Automakers sold 1.58 million vehicles in June.
July 11, 2012
by The Canadian Press
BEIJING: China’s auto sales rose 9% in June despite a slowing economy as buyers rushed to beat possible limits on car registrations aimed at curbing traffic.
Automakers sold 1.58 million cars, trucks and buses during the month, the China Automobile Manufacturers Association, a government-sanctioned industry group, said Wednesday.
The figures are a bright spot in a Chinese economy that has seen industrial activity and retail sales growth slow in recent months. Automakers are looking to China, the biggest market by number of vehicles sold, to help drive weak global demand.
June sales were driven by price cuts and concern about restrictions imposed by some cities on registrations to control traffic congestion, said Zhang Xin, an industry analyst at Guotai Jun’an Securities in Beijing.
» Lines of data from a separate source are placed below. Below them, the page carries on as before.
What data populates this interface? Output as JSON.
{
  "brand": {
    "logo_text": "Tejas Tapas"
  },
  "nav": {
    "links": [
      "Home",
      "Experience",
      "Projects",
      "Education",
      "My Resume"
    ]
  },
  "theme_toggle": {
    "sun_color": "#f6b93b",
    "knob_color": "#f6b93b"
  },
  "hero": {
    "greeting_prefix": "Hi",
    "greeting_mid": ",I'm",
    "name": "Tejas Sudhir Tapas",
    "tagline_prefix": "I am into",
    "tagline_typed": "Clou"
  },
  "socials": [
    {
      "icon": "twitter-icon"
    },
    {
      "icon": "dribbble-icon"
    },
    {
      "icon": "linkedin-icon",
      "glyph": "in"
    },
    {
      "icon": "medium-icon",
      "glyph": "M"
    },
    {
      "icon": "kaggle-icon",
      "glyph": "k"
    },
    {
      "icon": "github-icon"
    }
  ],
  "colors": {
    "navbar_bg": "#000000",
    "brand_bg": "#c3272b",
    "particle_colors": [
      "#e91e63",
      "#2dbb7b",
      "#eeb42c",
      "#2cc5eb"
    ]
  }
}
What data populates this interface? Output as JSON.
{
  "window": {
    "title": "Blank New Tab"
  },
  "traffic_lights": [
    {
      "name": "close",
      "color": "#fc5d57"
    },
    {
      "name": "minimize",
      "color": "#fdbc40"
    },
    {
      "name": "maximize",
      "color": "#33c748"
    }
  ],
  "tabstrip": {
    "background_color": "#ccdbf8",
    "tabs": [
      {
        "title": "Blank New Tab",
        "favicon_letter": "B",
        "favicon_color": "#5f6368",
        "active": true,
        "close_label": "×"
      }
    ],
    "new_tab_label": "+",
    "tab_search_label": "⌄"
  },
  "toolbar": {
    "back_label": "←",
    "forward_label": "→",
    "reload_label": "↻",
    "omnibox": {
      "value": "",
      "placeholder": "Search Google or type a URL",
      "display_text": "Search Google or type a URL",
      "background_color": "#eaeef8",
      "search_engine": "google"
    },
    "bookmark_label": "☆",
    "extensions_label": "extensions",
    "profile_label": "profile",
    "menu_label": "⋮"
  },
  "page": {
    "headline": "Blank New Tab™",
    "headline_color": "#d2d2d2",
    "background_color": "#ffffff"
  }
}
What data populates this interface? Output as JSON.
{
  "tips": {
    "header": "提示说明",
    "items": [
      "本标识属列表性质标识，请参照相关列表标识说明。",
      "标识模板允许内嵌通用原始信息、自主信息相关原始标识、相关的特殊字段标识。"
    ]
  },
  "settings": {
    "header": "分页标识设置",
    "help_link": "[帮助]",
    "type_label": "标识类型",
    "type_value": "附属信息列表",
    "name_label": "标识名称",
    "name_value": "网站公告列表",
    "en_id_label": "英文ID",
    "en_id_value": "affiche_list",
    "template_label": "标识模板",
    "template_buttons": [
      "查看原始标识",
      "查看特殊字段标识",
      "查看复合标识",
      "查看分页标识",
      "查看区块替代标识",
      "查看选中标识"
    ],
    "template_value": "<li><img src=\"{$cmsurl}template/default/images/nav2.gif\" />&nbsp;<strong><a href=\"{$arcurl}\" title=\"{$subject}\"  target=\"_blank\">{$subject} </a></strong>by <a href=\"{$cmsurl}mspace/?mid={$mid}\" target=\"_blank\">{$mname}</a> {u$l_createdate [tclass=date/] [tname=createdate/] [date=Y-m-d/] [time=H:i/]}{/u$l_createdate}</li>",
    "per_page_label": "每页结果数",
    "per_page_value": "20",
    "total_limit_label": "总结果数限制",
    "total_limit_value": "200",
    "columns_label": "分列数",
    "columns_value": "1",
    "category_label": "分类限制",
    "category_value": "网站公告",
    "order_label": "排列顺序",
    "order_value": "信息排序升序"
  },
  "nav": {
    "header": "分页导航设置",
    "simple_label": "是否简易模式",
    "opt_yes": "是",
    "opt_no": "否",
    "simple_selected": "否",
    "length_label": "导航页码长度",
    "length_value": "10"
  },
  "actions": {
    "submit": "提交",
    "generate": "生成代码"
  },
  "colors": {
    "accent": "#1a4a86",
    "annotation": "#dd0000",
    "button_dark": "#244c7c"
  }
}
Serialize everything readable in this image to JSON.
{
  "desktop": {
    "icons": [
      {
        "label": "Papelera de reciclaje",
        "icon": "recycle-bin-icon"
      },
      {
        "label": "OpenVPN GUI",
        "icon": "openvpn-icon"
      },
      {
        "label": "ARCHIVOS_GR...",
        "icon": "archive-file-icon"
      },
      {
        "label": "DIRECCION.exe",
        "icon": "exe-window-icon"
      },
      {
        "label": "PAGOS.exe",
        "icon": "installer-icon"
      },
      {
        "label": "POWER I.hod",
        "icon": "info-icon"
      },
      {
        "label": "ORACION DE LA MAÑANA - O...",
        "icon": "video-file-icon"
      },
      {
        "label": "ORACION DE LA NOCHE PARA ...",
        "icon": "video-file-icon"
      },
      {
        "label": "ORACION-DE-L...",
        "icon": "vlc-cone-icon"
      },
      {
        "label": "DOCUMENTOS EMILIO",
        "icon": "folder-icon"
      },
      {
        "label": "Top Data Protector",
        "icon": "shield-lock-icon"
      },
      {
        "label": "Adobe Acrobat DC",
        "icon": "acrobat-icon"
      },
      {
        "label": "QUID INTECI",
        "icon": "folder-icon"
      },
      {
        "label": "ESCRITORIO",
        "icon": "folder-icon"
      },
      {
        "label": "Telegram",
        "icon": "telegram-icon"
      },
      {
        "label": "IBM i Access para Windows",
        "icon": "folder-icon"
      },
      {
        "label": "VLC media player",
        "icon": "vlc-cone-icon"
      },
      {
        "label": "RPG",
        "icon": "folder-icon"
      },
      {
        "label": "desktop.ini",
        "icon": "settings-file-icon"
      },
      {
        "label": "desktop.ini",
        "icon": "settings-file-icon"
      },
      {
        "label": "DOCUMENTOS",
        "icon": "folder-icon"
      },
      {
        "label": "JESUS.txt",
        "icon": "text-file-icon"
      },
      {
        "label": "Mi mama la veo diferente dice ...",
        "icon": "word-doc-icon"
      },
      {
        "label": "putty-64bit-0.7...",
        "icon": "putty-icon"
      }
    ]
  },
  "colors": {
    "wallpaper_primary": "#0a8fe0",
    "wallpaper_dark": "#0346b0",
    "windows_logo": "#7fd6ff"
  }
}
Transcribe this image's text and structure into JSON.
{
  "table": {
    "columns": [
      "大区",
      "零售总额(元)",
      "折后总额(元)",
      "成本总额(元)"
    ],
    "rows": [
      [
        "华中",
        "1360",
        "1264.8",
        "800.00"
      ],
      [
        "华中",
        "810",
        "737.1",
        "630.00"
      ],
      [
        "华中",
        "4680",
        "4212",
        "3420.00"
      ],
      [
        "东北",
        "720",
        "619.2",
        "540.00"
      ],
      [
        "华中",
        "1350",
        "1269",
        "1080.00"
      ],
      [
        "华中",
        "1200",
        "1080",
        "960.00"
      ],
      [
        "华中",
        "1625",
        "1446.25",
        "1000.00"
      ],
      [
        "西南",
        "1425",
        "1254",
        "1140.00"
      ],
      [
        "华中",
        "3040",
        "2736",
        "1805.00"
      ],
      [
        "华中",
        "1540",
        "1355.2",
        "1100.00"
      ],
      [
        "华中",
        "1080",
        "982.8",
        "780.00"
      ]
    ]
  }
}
In the southern city of Guangzhou, near Hong Kong, buyers rushed to dealerships last month after the local government imposed limits on new registrations, effective July 1.
“There is a rumour that more cities such as Shenzhen, Dalian, Hangzhou and so on will also release a policy to limit car purchases by clamping down on vehicle registrations,” Zhang said.
Beijing has encouraged auto sales and the growth of the industry but that has left major cities chocked in traffic and smog. Local authorities are trying to restrain traffic growth while automakers try to build sales in smaller cities and rural areas where ownership rates are low.